Silent Valley has four types of vegetation, which reflect the different altitudes, rainfall, and soil conditions in the area. These are:

  • West Coast Tropical Evergreen Forest: This is the dominant forest type in Silent Valley, covering about 60% of the area. It is found at an altitude range of 600 to 1100 m and receives an annual rainfall of 1500 to 5000 mm. The trees in this forest are tall (up to 45 m) and dense, with many species growing together. The canopy is so thick that it blocks most of the sunlight from reaching the ground. The forest floor is covered with ferns, mosses, orchids, and other epiphytes. The undergrowth consists of cane, bamboo, and palms. Some of the common tree species in this forest are Mesua ferrea, Palaquium ellipticum, Cullenia exarillata, Calophyllum elatum, Artocarpus heterophyllus, etc.
  • Southern Subtropical Broad Leaved Hill Forest: This is a transitional forest type between evergreen and moist deciduous forests. It is found at an altitude range of 1300 to 1800 m and receives an annual rainfall of 2500 to 3500 mm. The trees in this forest are shorter (up to 30 m) and less dense than the evergreen forest. The canopy is more open and allows more sunlight to reach the ground. The forest floor is covered with grasses, herbs, and shrubs. The undergrowth consists of bamboo, cane, and climbers. Some of the common tree species in this forest are Bischofia javanica, Hopea ponga, Mangifera indica, Myristica dactyloides, etc.
  • Southern Montane Wet Temperate Forest: This is a stunted forest type that occurs at high altitudes (above 1900 m) where the climate is cold and wet. It receives an annual rainfall of more than 5000 mm. The trees in this forest are dwarfed (up to 10 m) and twisted by strong winds. The canopy is sparse and irregular. The forest floor is covered with mosses, lichens, ferns, and orchids. The undergrowth consists of rhododendrons, vacciniums, myrtles, etc. Some of the common tree species in this forest are Elaeocarpus serratus, Eugenia spp., Holigarna beddomei, etc.
  • Grassland: This is a non-forest type that occurs on hilltops and slopes where the soil is poor and rocky. It receives an annual rainfall of less than 1500 mm. The vegetation consists of grasses, sedges, herbs, and shrubs that can withstand drought and fire. Some of the common plant species in this type are Chrysopogon zeylanicus, Eragrostis spp., Strobilanthes spp., etc.
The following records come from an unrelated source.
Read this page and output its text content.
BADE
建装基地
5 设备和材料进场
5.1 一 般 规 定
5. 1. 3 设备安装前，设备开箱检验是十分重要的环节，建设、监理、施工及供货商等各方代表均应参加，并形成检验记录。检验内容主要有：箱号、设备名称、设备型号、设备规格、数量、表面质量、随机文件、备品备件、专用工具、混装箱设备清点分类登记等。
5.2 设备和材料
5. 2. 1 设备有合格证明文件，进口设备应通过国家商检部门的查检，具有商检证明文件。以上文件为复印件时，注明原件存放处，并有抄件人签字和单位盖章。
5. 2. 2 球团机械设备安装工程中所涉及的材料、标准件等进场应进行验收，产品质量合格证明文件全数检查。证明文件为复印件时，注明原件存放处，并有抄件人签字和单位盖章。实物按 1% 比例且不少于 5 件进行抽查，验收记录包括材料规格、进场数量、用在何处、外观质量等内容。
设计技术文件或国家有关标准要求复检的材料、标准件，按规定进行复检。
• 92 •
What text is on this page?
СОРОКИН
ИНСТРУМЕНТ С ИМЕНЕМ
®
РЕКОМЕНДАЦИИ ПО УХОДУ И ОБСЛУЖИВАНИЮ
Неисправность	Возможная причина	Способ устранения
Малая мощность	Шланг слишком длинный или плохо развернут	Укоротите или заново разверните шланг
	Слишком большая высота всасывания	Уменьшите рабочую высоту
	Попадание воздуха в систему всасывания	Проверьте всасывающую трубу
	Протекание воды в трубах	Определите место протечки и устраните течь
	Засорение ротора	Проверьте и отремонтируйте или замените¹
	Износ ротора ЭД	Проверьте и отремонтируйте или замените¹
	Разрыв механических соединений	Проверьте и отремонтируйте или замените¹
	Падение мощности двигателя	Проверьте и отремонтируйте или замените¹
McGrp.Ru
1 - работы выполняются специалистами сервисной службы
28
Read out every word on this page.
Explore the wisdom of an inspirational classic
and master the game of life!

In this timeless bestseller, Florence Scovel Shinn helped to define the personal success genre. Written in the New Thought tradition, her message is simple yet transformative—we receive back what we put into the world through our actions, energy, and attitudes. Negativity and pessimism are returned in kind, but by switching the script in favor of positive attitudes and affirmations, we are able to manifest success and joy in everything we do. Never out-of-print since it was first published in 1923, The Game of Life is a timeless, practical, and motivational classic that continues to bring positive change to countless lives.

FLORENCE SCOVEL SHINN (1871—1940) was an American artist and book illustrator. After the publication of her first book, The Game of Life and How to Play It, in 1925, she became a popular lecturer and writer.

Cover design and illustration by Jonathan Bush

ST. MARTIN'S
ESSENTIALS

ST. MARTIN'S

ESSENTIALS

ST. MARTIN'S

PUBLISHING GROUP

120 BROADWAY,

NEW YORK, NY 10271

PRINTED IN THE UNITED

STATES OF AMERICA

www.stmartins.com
Forest Conservation in Silent Valley

Silent Valley has been a site of conservation efforts since the 1970s when a proposed hydroelectric project threatened to submerge a large part of the forest. A public campaign called Save Silent Valley was launched by environmentalists, scientists, writers, artists, and activists to oppose the project and protect the forest. The campaign succeeded in convincing the government to cancel the project and declare Silent Valley as a national park in 1980.

Since then, Silent Valley has been protected by various laws and policies such as the Wildlife Protection Act (1972), the Forest Conservation Act (1980), the Environment Protection Act (1986), etc. The park management has also taken various measures to conserve the forest such as patrolling, fire prevention, habitat restoration, research and monitoring, education and awareness, ecotourism development, etc.

Silent Valley is a precious natural heritage that needs to be preserved for future generations. It is a place where one can experience the beauty and diversity of nature and learn about its importance for our survival and well-being.